On 5 July, the Prespa agreement was ratified again by the parliament of Macedonia with 69 MPs voting in favor of it. On 11 July, NATO invited Macedonia to start accession talks in a bid to become the EuroAtlantic alliance’s 30th member. On 30 July, the parliament of Macedonia approved plans to hold a non-binding referendum on changing the country's name that took place on 30 September. The decisive vote to amend the constitution and change the name of the country passed on 11 January 2019 in favor of the amendment. The amendment entered into force following the ratification of the Prespa agreement and the Protocol of Accession of North Macedonia to NATO by the Greek Parliament.

Relations to Albania and Albanians of North Macedonia

Zoran Zaev has a relative good relationship with Albania and the Albanians of North Macedonia. During the 2016 Macedonian parliamentary election in 2016, he supported the Albanian parties and the Tirana-Platform, which was an agreement betwenn SDSM, BDI and BESA made in Tirana, Albania. Zaev managed to win the elections in North Macedonia however the President Gjorge Ivanov didn't accept him as a new prime minister. Ivanov said he refused to give a mandate to form the country's new government to SDSM leader Zoran Zaev - who reached a coalition agreement with ethnic Albanian parties. He refuses to give such a mandate "to anyone who negotiates platforms of foreign countries that blackmail the Macedonian people, jeopardizes the integrity of the state, its sovereignty and independence." This led to the Macedonian political crisis and the storming of Macedonian Parliament in which a lot of Macedonians and the rulling party VMRO-DPMNE feard of more Albanian influence in North Macedonia.
The VMRO-DPMNE described Zaev and SDSM as traitors who are paid from Albania and foreign countries, who want to introduce Albanian as a second official language throughout the country and who want to federalize North Macedonia.

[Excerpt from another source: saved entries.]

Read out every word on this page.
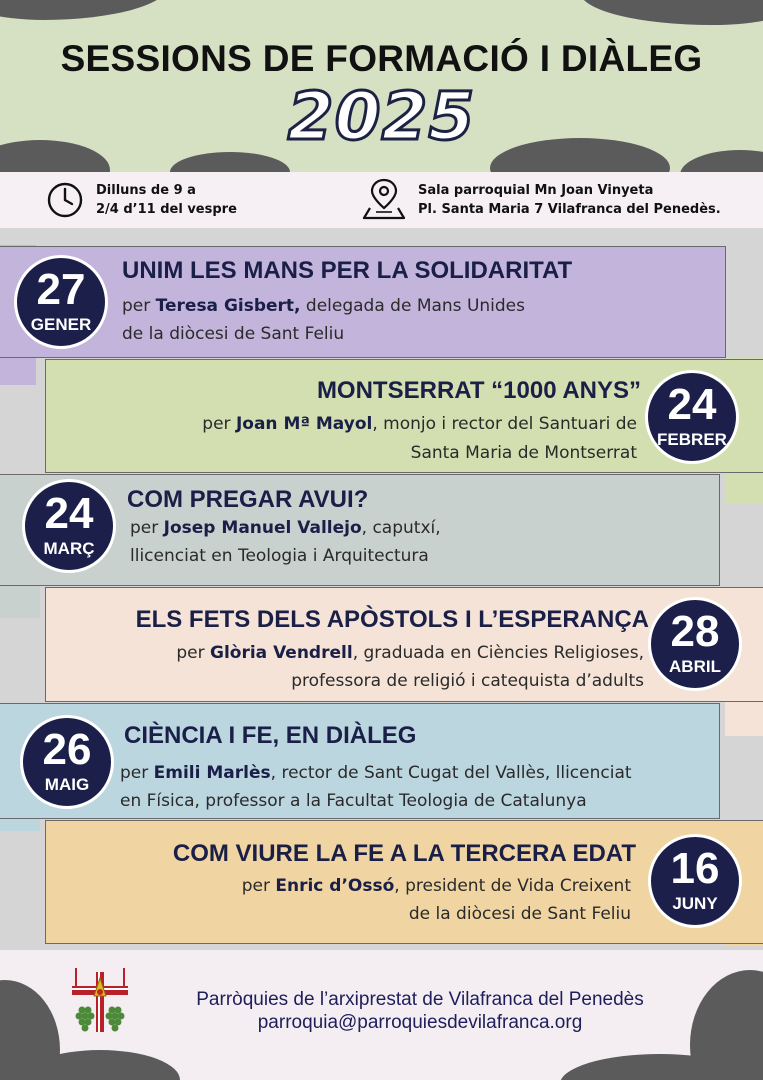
SESSIONS DE FORMACIÓ I DIÀLEG
2025
Dilluns de 9 a
2/4 d’11 del vespre
Sala parroquial Mn Joan Vinyeta
Pl. Santa Maria 7 Vilafranca del Penedès.
UNIM LES MANS PER LA SOLIDARITAT
per Teresa Gisbert, delegada de Mans Unides
de la diòcesi de Sant Feliu
27
GENER
MONTSERRAT “1000 ANYS”
per Joan Mª Mayol, monjo i rector del Santuari de
Santa Maria de Montserrat
24
FEBRER
COM PREGAR AVUI?
per Josep Manuel Vallejo, caputxí,
llicenciat en Teologia i Arquitectura
24
MARÇ
ELS FETS DELS APÒSTOLS I L’ESPERANÇA
per Glòria Vendrell, graduada en Ciències Religioses,
professora de religió i catequista d’adults
28
ABRIL
CIÈNCIA I FE, EN DIÀLEG
per Emili Marlès, rector de Sant Cugat del Vallès, llicenciat
en Física, professor a la Facultat Teologia de Catalunya
26
MAIG
COM VIURE LA FE A LA TERCERA EDAT
per Enric d’Ossó, president de Vida Creixent
de la diòcesi de Sant Feliu
16
JUNY
Parròquies de l’arxiprestat de Vilafranca del Penedès
parroquia@parroquiesdevilafranca.org
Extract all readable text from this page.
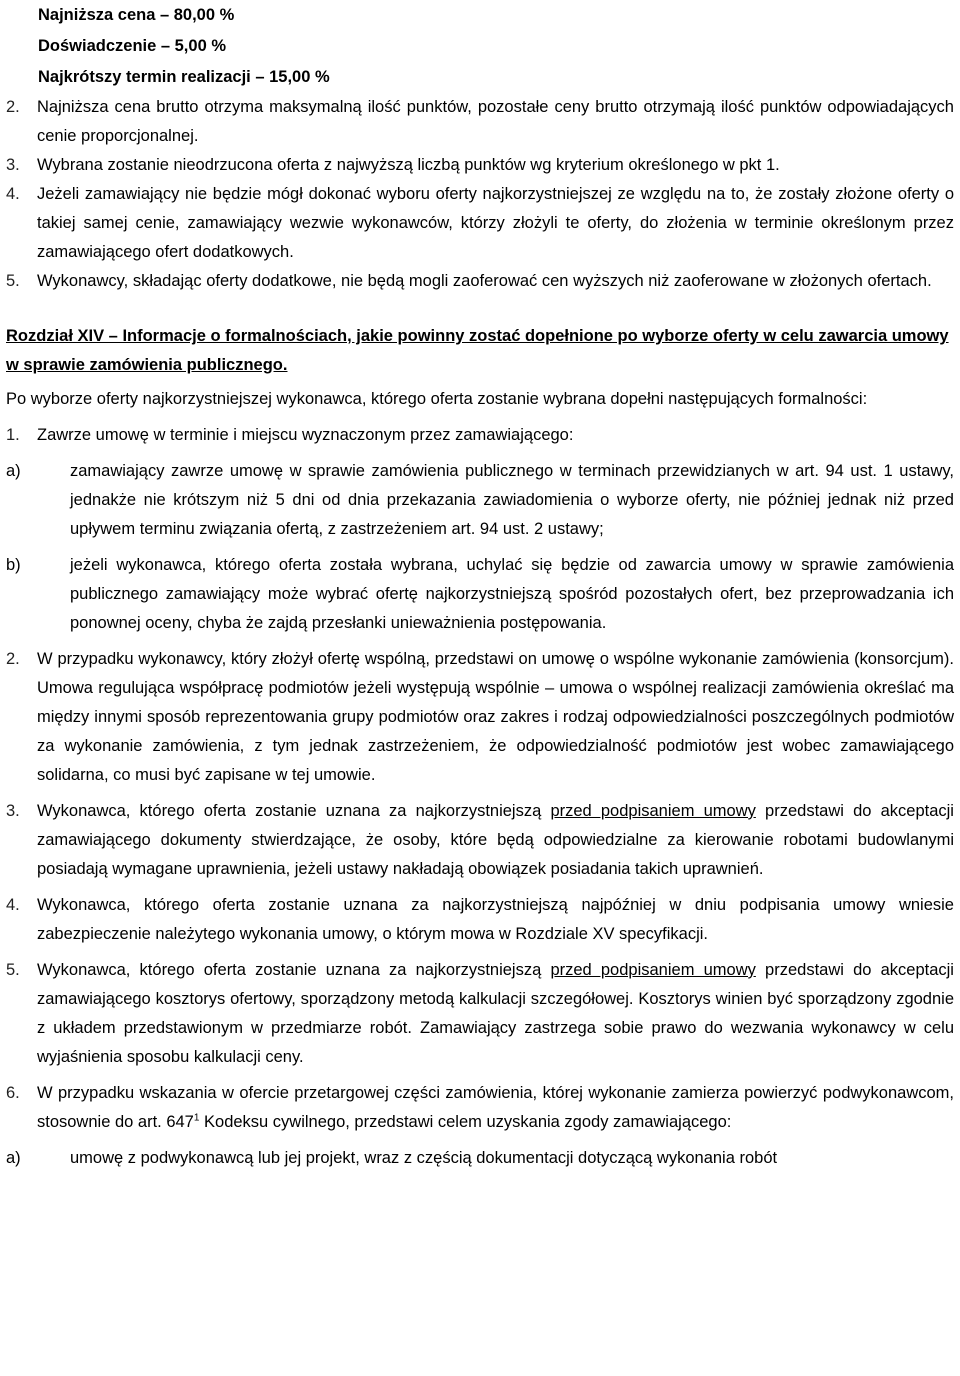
Najniższa cena – 80,00 %
Doświadczenie – 5,00 %
Najkrótszy termin realizacji – 15,00 %
2.	Najniższa cena brutto otrzyma maksymalną ilość punktów, pozostałe ceny brutto otrzymają ilość punktów odpowiadających cenie proporcjonalnej.
3.	Wybrana zostanie nieodrzucona oferta z najwyższą liczbą punktów wg kryterium określonego w pkt 1.
4.	Jeżeli zamawiający nie będzie mógł dokonać wyboru oferty najkorzystniejszej ze względu na to, że zostały złożone oferty o takiej samej cenie, zamawiający wezwie wykonawców, którzy złożyli te oferty, do złożenia w terminie określonym przez zamawiającego ofert dodatkowych.
5.	Wykonawcy, składając oferty dodatkowe, nie będą mogli zaoferować cen wyższych niż zaoferowane w złożonych ofertach.
Rozdział XIV – Informacje o formalnościach, jakie powinny zostać dopełnione po wyborze oferty w celu zawarcia umowy w sprawie zamówienia publicznego.
Po wyborze oferty najkorzystniejszej wykonawca, którego oferta zostanie wybrana dopełni następujących formalności:
1.	Zawrze umowę w terminie i miejscu wyznaczonym przez zamawiającego:
a)	zamawiający zawrze umowę w sprawie zamówienia publicznego w terminach przewidzianych w art. 94 ust. 1 ustawy, jednakże nie krótszym niż 5 dni od dnia przekazania zawiadomienia o wyborze oferty, nie później jednak niż przed upływem terminu związania ofertą, z zastrzeżeniem art. 94 ust. 2 ustawy;
b)	jeżeli wykonawca, którego oferta została wybrana, uchylać się będzie od zawarcia umowy w sprawie zamówienia publicznego zamawiający może wybrać ofertę najkorzystniejszą spośród pozostałych ofert, bez przeprowadzania ich ponownej oceny, chyba że zajdą przesłanki unieważnienia postępowania.
2.	W przypadku wykonawcy, który złożył ofertę wspólną, przedstawi on umowę o wspólne wykonanie zamówienia (konsorcjum). Umowa regulująca współpracę podmiotów jeżeli występują wspólnie – umowa o wspólnej realizacji zamówienia określać ma między innymi sposób reprezentowania grupy podmiotów oraz zakres i rodzaj odpowiedzialności poszczególnych podmiotów za wykonanie zamówienia, z tym jednak zastrzeżeniem, że odpowiedzialność podmiotów jest wobec zamawiającego solidarna, co musi być zapisane w tej umowie.
3.	Wykonawca, którego oferta zostanie uznana za najkorzystniejszą przed podpisaniem umowy przedstawi do akceptacji zamawiającego dokumenty stwierdzające, że osoby, które będą odpowiedzialne za kierowanie robotami budowlanymi posiadają wymagane uprawnienia, jeżeli ustawy nakładają obowiązek posiadania takich uprawnień.
4.	Wykonawca, którego oferta zostanie uznana za najkorzystniejszą najpóźniej w dniu podpisania umowy wniesie zabezpieczenie należytego wykonania umowy, o którym mowa w Rozdziale XV specyfikacji.
5.	Wykonawca, którego oferta zostanie uznana za najkorzystniejszą przed podpisaniem umowy przedstawi do akceptacji zamawiającego kosztorys ofertowy, sporządzony metodą kalkulacji szczegółowej. Kosztorys winien być sporządzony zgodnie z układem przedstawionym w przedmiarze robót. Zamawiający zastrzega sobie prawo do wezwania wykonawcy w celu wyjaśnienia sposobu kalkulacji ceny.
6.	W przypadku wskazania w ofercie przetargowej części zamówienia, której wykonanie zamierza powierzyć podwykonawcom, stosownie do art. $647^1$ Kodeksu cywilnego, przedstawi celem uzyskania zgody zamawiającego:
a)	umowę z podwykonawcą lub jej projekt, wraz z częścią dokumentacji dotyczącą wykonania robót
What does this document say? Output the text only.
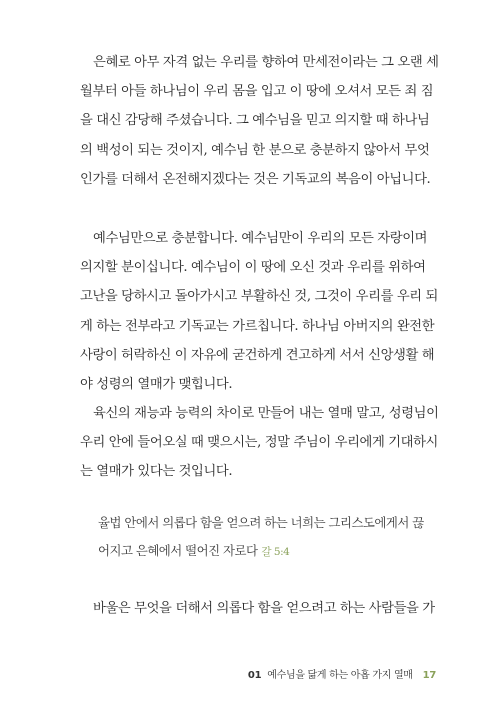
은혜로 아무 자격 없는 우리를 향하여 만세전이라는 그 오랜 세
월부터 아들 하나님이 우리 몸을 입고 이 땅에 오셔서 모든 죄 짐
을 대신 감당해 주셨습니다. 그 예수님을 믿고 의지할 때 하나님
의 백성이 되는 것이지, 예수님 한 분으로 충분하지 않아서 무엇
인가를 더해서 온전해지겠다는 것은 기독교의 복음이 아닙니다.
예수님만으로 충분합니다. 예수님만이 우리의 모든 자랑이며
의지할 분이십니다. 예수님이 이 땅에 오신 것과 우리를 위하여
고난을 당하시고 돌아가시고 부활하신 것, 그것이 우리를 우리 되
게 하는 전부라고 기독교는 가르칩니다. 하나님 아버지의 완전한
사랑이 허락하신 이 자유에 굳건하게 견고하게 서서 신앙생활 해
야 성령의 열매가 맺힙니다.
육신의 재능과 능력의 차이로 만들어 내는 열매 말고, 성령님이
우리 안에 들어오실 때 맺으시는, 정말 주님이 우리에게 기대하시
는 열매가 있다는 것입니다.
율법 안에서 의롭다 함을 얻으려 하는 너희는 그리스도에게서 끊
어지고 은혜에서 떨어진 자로다 갈 5:4
바울은 무엇을 더해서 의롭다 함을 얻으려고 하는 사람들을 가
01 예수님을 닮게 하는 아홉 가지 열매 17
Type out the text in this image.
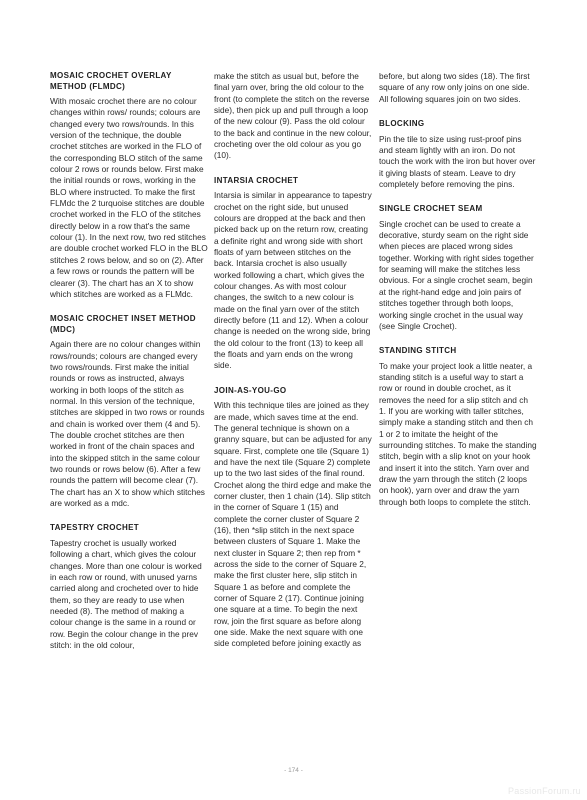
MOSAIC CROCHET OVERLAY METHOD (FLMDC)
With mosaic crochet there are no colour changes within rows/ rounds; colours are changed every two rows/rounds. In this version of the technique, the double crochet stitches are worked in the FLO of the corresponding BLO stitch of the same colour 2 rows or rounds below. First make the initial rounds or rows, working in the BLO where instructed. To make the first FLMdc the 2 turquoise stitches are double crochet worked in the FLO of the stitches directly below in a row that's the same colour (1). In the next row, two red stitches are double crochet worked FLO in the BLO stitches 2 rows below, and so on (2). After a few rows or rounds the pattern will be clearer (3). The chart has an X to show which stitches are worked as a FLMdc.
MOSAIC CROCHET INSET METHOD (MDC)
Again there are no colour changes within rows/rounds; colours are changed every two rows/rounds. First make the initial rounds or rows as instructed, always working in both loops of the stitch as normal. In this version of the technique, stitches are skipped in two rows or rounds and chain is worked over them (4 and 5). The double crochet stitches are then worked in front of the chain spaces and into the skipped stitch in the same colour two rounds or rows below (6). After a few rounds the pattern will become clear (7). The chart has an X to show which stitches are worked as a mdc.
TAPESTRY CROCHET
Tapestry crochet is usually worked following a chart, which gives the colour changes. More than one colour is worked in each row or round, with unused yarns carried along and crocheted over to hide them, so they are ready to use when needed (8). The method of making a colour change is the same in a round or row. Begin the colour change in the prev stitch: in the old colour,
make the stitch as usual but, before the final yarn over, bring the old colour to the front (to complete the stitch on the reverse side), then pick up and pull through a loop of the new colour (9). Pass the old colour to the back and continue in the new colour, crocheting over the old colour as you go (10).
INTARSIA CROCHET
Intarsia is similar in appearance to tapestry crochet on the right side, but unused colours are dropped at the back and then picked back up on the return row, creating a definite right and wrong side with short floats of yarn between stitches on the back. Intarsia crochet is also usually worked following a chart, which gives the colour changes. As with most colour changes, the switch to a new colour is made on the final yarn over of the stitch directly before (11 and 12). When a colour change is needed on the wrong side, bring the old colour to the front (13) to keep all the floats and yarn ends on the wrong side.
JOIN-AS-YOU-GO
With this technique tiles are joined as they are made, which saves time at the end. The general technique is shown on a granny square, but can be adjusted for any square. First, complete one tile (Square 1) and have the next tile (Square 2) complete up to the two last sides of the final round. Crochet along the third edge and make the corner cluster, then 1 chain (14). Slip stitch in the corner of Square 1 (15) and complete the corner cluster of Square 2 (16), then *slip stitch in the next space between clusters of Square 1. Make the next cluster in Square 2; then rep from * across the side to the corner of Square 2, make the first cluster here, slip stitch in Square 1 as before and complete the corner of Square 2 (17). Continue joining one square at a time. To begin the next row, join the first square as before along one side. Make the next square with one side completed before joining exactly as
before, but along two sides (18). The first square of any row only joins on one side. All following squares join on two sides.
BLOCKING
Pin the tile to size using rust-proof pins and steam lightly with an iron. Do not touch the work with the iron but hover over it giving blasts of steam. Leave to dry completely before removing the pins.
SINGLE CROCHET SEAM
Single crochet can be used to create a decorative, sturdy seam on the right side when pieces are placed wrong sides together. Working with right sides together for seaming will make the stitches less obvious. For a single crochet seam, begin at the right-hand edge and join pairs of stitches together through both loops, working single crochet in the usual way (see Single Crochet).
STANDING STITCH
To make your project look a little neater, a standing stitch is a useful way to start a row or round in double crochet, as it removes the need for a slip stitch and ch 1. If you are working with taller stitches, simply make a standing stitch and then ch 1 or 2 to imitate the height of the surrounding stitches. To make the standing stitch, begin with a slip knot on your hook and insert it into the stitch. Yarn over and draw the yarn through the stitch (2 loops on hook), yarn over and draw the yarn through both loops to complete the stitch.
- 174 -
PassionForum.ru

During an interview with Top Channel, Zoran Zaev describes Albania as the friendliest country for North Macedonia and that it is a 100% friendship, mutual support for progress, a common future and a better future for citizens. Zaev pointed out that trade between Tirana and Skopje increased by 11.5 percent last year and that both countries have considerable capacity to do other tasks.